W grudniu zeszłego roku poruszyłem temat konwergencji mediów. Wysunąłem wówczas dość śmiały wniosek na temat rozwoju przeglądarek internetowych jako platform do uruchamiania aplikacji (trzeci obszar konwergencji). Dziś z całą stanowczością podtrzymuję to, co powiedziałem wówczas. Zestawmy to z problemem internetu jako śmietnika…
Już dziś istnieją aplikacje, które agregują treści z wybranych przez nas serwisów i przygotowują prasówkę, którą możemy przeczytać na ekranie tabletu pijąc poranną kawę. Wszystko wskazuje na to, że trend ten poszerzy się o masowe wykorzystywanie rekomendacji naszych znajomych. Obecnie nieliczne polskie portale i wiele zagranicznych wykorzystuje protokół Open Graph, by za pośrednictwem Facebooka informować naszych znajomych, jakie treści przeczytaliśmy (o ile oczywiście wyrazimy na to zgodę). Kolejny krok jest oczywisty…

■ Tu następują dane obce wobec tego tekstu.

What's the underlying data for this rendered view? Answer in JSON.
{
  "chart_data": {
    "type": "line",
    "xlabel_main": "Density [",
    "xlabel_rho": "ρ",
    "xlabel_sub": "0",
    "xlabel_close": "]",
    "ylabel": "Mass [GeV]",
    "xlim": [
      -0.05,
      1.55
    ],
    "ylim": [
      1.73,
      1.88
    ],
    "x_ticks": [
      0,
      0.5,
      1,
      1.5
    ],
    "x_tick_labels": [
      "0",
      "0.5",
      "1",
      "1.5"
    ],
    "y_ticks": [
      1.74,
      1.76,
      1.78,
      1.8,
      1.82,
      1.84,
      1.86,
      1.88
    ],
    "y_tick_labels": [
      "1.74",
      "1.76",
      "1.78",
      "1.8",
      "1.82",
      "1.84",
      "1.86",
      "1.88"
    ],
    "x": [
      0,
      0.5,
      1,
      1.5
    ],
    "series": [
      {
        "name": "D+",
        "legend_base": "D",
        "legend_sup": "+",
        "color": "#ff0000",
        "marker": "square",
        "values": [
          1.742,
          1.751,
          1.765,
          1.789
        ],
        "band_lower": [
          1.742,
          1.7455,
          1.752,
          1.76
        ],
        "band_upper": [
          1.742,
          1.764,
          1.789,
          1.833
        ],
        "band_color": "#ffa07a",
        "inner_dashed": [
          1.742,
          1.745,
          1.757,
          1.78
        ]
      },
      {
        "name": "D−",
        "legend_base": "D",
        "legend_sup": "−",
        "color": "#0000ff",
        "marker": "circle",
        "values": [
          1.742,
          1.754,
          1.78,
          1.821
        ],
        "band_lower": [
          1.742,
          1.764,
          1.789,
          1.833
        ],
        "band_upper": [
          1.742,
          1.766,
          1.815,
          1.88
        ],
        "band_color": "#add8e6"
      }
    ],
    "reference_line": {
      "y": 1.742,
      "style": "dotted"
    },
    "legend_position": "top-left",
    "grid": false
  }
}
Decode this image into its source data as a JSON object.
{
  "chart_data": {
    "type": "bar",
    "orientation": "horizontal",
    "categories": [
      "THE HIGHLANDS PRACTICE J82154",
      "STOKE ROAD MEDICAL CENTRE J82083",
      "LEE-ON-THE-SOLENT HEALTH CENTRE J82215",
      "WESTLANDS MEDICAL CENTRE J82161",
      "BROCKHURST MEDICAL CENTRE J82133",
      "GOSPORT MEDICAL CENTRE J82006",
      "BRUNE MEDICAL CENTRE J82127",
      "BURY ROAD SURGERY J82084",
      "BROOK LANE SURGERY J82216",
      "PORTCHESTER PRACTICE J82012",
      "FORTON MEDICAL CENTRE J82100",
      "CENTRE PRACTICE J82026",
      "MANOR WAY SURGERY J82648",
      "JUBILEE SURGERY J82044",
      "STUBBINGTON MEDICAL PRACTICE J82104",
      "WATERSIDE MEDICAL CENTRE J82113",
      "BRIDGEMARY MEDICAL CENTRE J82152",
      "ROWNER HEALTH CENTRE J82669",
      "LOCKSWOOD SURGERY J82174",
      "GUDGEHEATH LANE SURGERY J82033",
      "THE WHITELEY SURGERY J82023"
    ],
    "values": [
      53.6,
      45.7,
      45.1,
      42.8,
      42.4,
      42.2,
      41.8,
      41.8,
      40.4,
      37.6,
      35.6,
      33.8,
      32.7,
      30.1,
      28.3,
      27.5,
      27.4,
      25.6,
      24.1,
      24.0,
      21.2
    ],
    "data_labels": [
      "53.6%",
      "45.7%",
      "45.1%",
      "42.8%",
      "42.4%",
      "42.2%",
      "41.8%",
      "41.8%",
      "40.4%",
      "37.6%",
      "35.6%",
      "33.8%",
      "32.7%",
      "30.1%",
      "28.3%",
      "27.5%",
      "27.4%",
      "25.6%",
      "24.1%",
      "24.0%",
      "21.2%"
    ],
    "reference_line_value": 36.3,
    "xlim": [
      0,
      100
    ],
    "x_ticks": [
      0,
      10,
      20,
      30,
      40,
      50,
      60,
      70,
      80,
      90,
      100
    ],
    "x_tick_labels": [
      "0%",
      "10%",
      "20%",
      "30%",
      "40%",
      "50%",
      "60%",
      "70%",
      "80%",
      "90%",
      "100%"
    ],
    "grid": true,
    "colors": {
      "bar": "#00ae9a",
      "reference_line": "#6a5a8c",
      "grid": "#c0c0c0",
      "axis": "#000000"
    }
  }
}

Takie aplikacje być może już też istnieją – agregujące treści z portali internetowych (np. za pośrednictwem RSS lub wykorzystując bibliotekę cURL) i proponujące nam informacje, których nie subskrybujemy, ale które cieszyły się powodzeniem u naszych znajomych. Znajomi to w końcu świetne źródło rekomendacji. (Mój trener pływania powiedział kiedyś – cytując jakiegoś autora, którego nazwiska nie pamiętam – że średnia zarobków naszych znajomych jest zbliżona do naszego wynagrodzenia. Nie wiem, ile w tym prawdy, bo nikomu do portfela nie zaglądam; jestem jednak pewien, że podobny wniosek można byłoby wyciągnąć odnoście treści.)
Naturalną konsekwencją tego trendu jest odejście od lektury informacji na stronach internetowych, co implikuje kolejne zmiany: modelów biznesowych/reklamowych i polityki wydawniczej. Myślę, że nawet jeśli ten trend nie wpłynie na zmniejszenie ilości śmieci, to na pewno ograniczy tempo wzrostu. Bowiem w ramach nowych modeli emisji reklam wydawcy będą musieli większy nacisk położyć na unikalność, bo to gwarantuje szeroką popularność w sieciach społecznościowych. Co więcej, w jakimś stopniu stracą niezależność na rzecz właściciel aplikacji.
Czy zatem przesądzone jest to, że nadchodzą czasy treści oryginalnej i wysokiej jakości? To pytanie pozostawiam bez odpowiedzi. Celowo też nie poruszam wątku serwisów rozrywkowych i plotkarskich.
Wielość informacji to jedno, mnie martwi bardziej jakość. Wystarczy wejść na internetowe wydanie „Wprost” żeby się przekonać jak niechlujnie prowadzona jest myśl w tych fragmentarycznych artykułach. Co do aplikacji, to rzeczywiście wydaje się ona być jakimś ratunkiem przed zalewem niepotrzebnych informacji – mi wystarcza ta z googla, wyposażona w suwak z preferowaną ilością ukazywania informacji na dany temat.